LPAP shall, to the extent allocations permit, provide eligible clients with medications on the local area’s LPAP formulary that a qualified medical provider has prescribed. Providers must prescribe medications consistent with the most current Health and Human Services HIV/AIDS Treatment Guidelines.

Agencies must purchase LPAP medications at the lowest possible cost, such as 340B Program pricing. Clients must obtain their medications through a 340B covered entity or pharmacy or a comparable medication discount program. Agencies must set up contracts or memoranda of understanding (MOUs) to purchase medications at wholesale or another below-retail price.

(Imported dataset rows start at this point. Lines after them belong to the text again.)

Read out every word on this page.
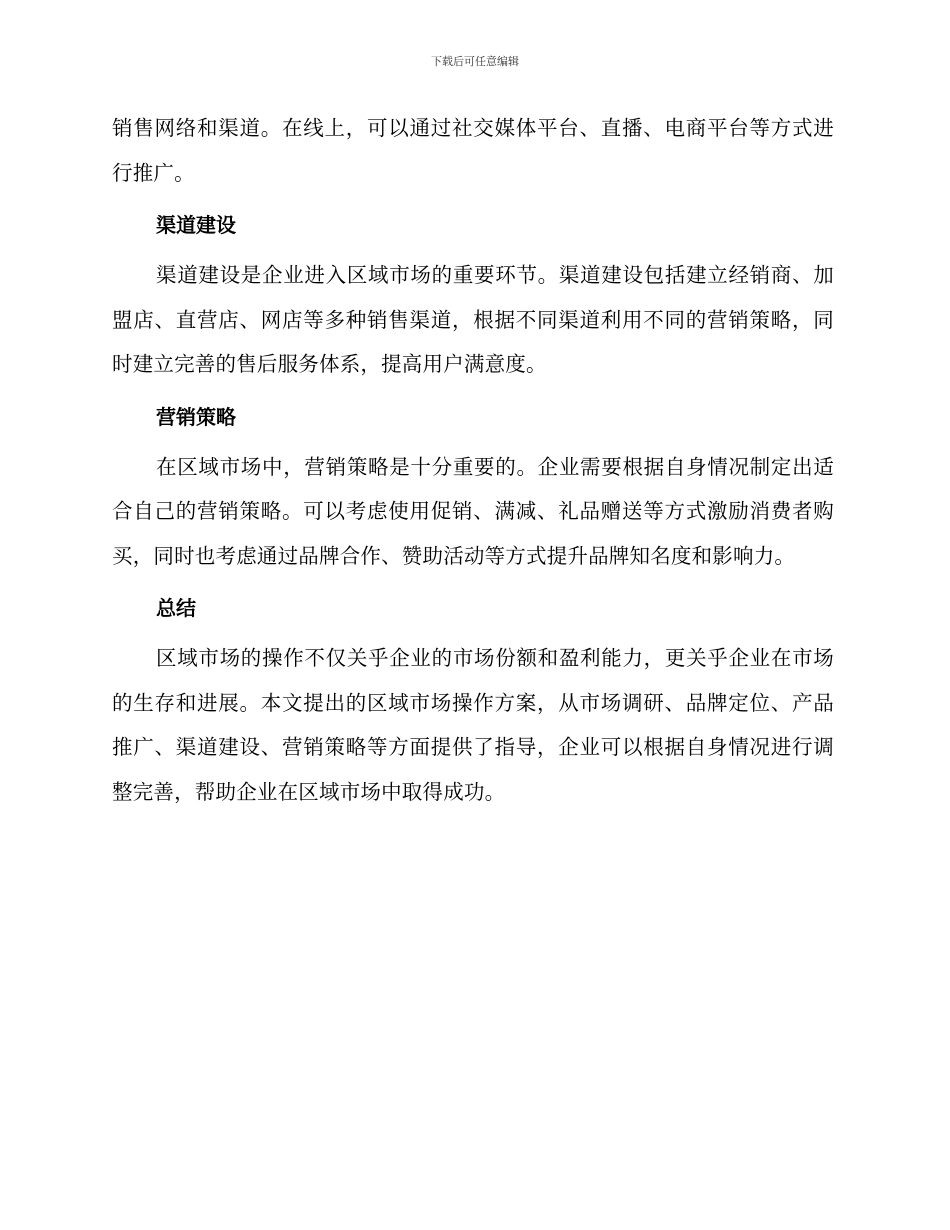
下载后可任意编辑

销售网络和渠道。在线上，可以通过社交媒体平台、直播、电商平台等方式进行推广。

渠道建设

渠道建设是企业进入区域市场的重要环节。渠道建设包括建立经销商、加盟店、直营店、网店等多种销售渠道，根据不同渠道利用不同的营销策略，同时建立完善的售后服务体系，提高用户满意度。

营销策略

在区域市场中，营销策略是十分重要的。企业需要根据自身情况制定出适合自己的营销策略。可以考虑使用促销、满减、礼品赠送等方式激励消费者购买，同时也考虑通过品牌合作、赞助活动等方式提升品牌知名度和影响力。

总结

区域市场的操作不仅关乎企业的市场份额和盈利能力，更关乎企业在市场的生存和进展。本文提出的区域市场操作方案，从市场调研、品牌定位、产品推广、渠道建设、营销策略等方面提供了指导，企业可以根据自身情况进行调整完善，帮助企业在区域市场中取得成功。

All LPAP programs will use the statement of need and available standards of care to inform their services and will operate in accordance with legal and ethical standards. The importance of maintaining confidentiality is critical and all programs must comply with the Health Insurance Portability and Accountability Act (HIPAA) standards.

Programs may purchase prescribed over-the-counter (OTC) medications with LPAP funds if the medication is listed on the LPAP formulary and the provider has deemed that the medication is needed for the prevention and treatment of opportunistic infections or to prevent the serious deterioration of health. All OTC medications purchased with LPAP funds must be FDA-approved.

Medications not included in the LPAP formulary cannot be purchased. All prescription medications purchased with LPAP funds must be FDA-approved. The provider wishing to prescribe a medication that is not on the formulary shall make a request to the LPAP Board for approval to add the medication to the formulary. The agency may only purchase the medication after the LPAP Board has added it to the formulary.